Il libro di Tamburini ha quindi il pregio di portarci nel mondo di 35 anni fa che appare molto simile al nostro, con le sue fantasie, le sue debolezze e piccolezze. Rispetto a oggi, cambia soprattutto la capacità di comunicare e viaggiare. Nel libro, i giornalisti sono costretti a guidare di fretta alla redazione centrale di Livorno per portare immagini urgenti che il fax non poteva ancora scannerizzare. Il viaggio era complicato dall’assenza della variante Aurelia che pochi anni dopo semplificò la comunicazione tra Venturina, il mio paese, e Livorno (mentre Piombino aspetta ancora una strada d’accesso degna di questo nome).

Tamburini descrive inoltre una stampa che appare in tutto il suo spettro. C’è chi è diffonde bufale, ma anche chi difende i fatti.
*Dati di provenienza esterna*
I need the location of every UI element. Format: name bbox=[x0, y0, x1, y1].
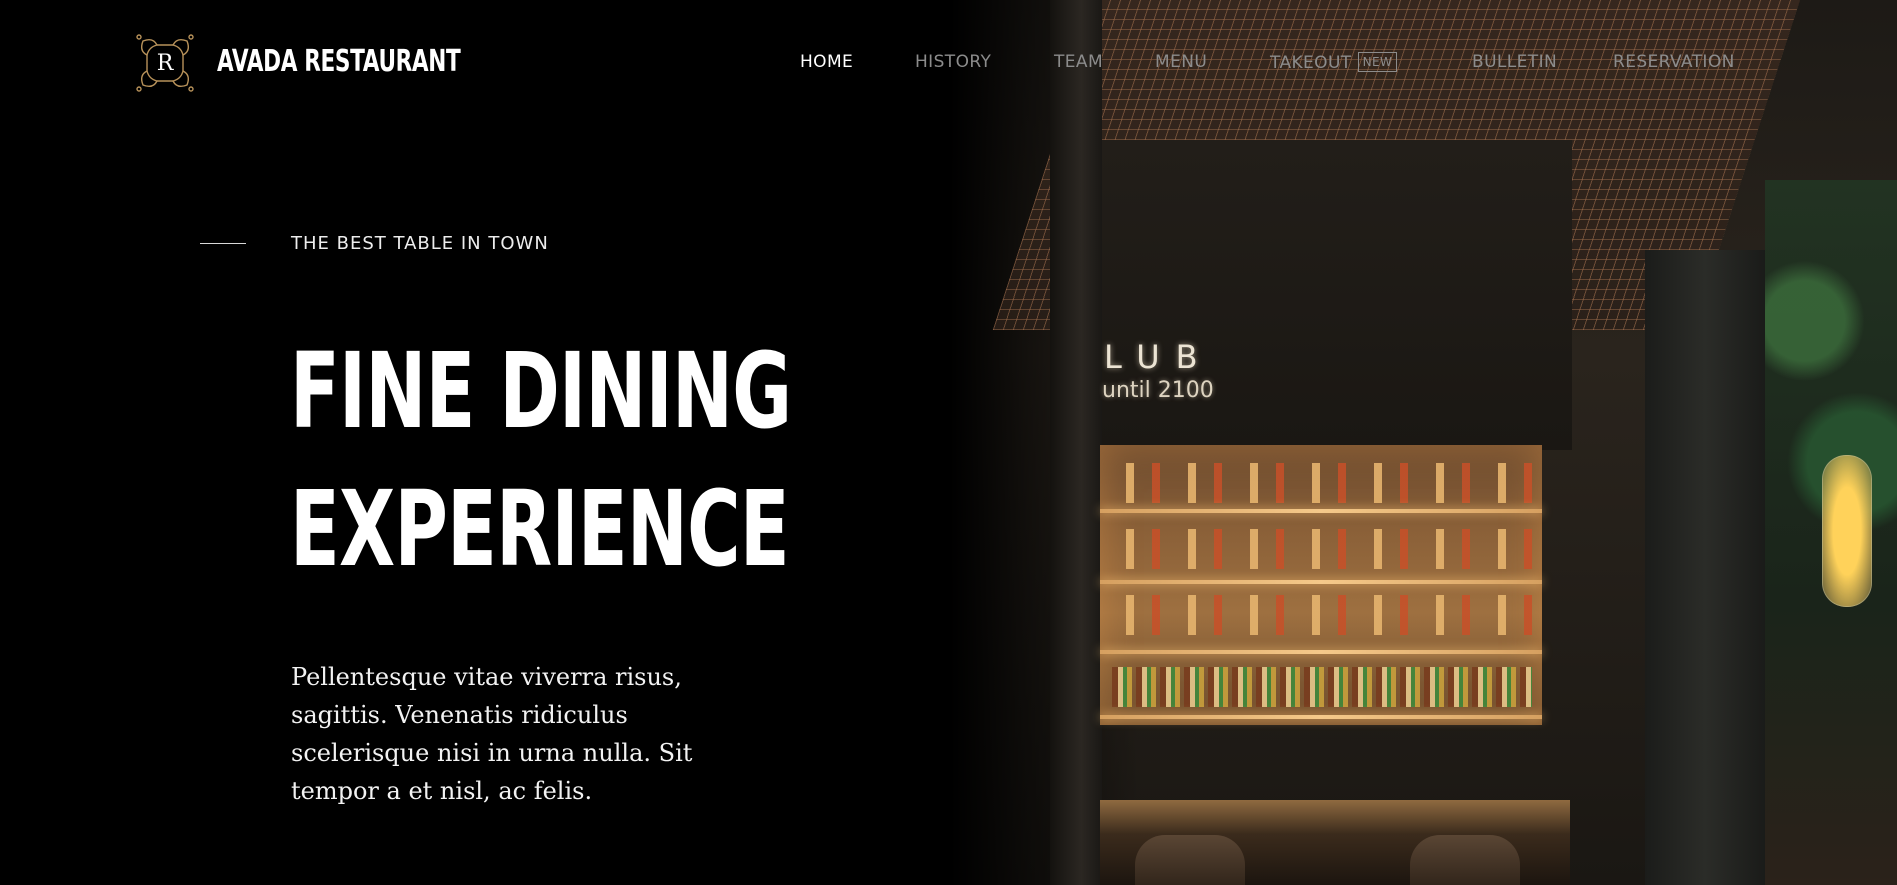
new-badge: NEW bbox=[1357, 52, 1398, 72]
brand-name[interactable]: AVADA RESTAURANT bbox=[217, 44, 461, 79]
logo-letter: R bbox=[156, 50, 174, 76]
photo-pillar bbox=[1645, 250, 1765, 885]
bar-shelves bbox=[1100, 445, 1542, 725]
logo-icon[interactable]: R bbox=[135, 33, 195, 93]
nav-menu[interactable]: MENU bbox=[1155, 52, 1207, 72]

E poi c’è Ivio Barlettani, all’epoca direttore de “Il Tirreno” piombinese, che coniuga la strenua difesa della verità con escamotage divertenti per realizzare gli scoop. Come quando convince un barcaiolo ad aiutarlo, facendogli credere di essere stati compagni di classe.

“L’Uomo e il mare” è quindi un libro che consiglio vivamente, perché godibile tuffo nel passato della mia terra, ma che sa indagare anche la storia del giornalismo. In questa veste può interessare tutti, come ben dimostrato dall’attenzione dedicata dal direttore de “Il Post” Francesco Costa, che ha intervistato Tamburini nel suo podcast.

 

Nella foto, la spiaggia di Baratti (LI).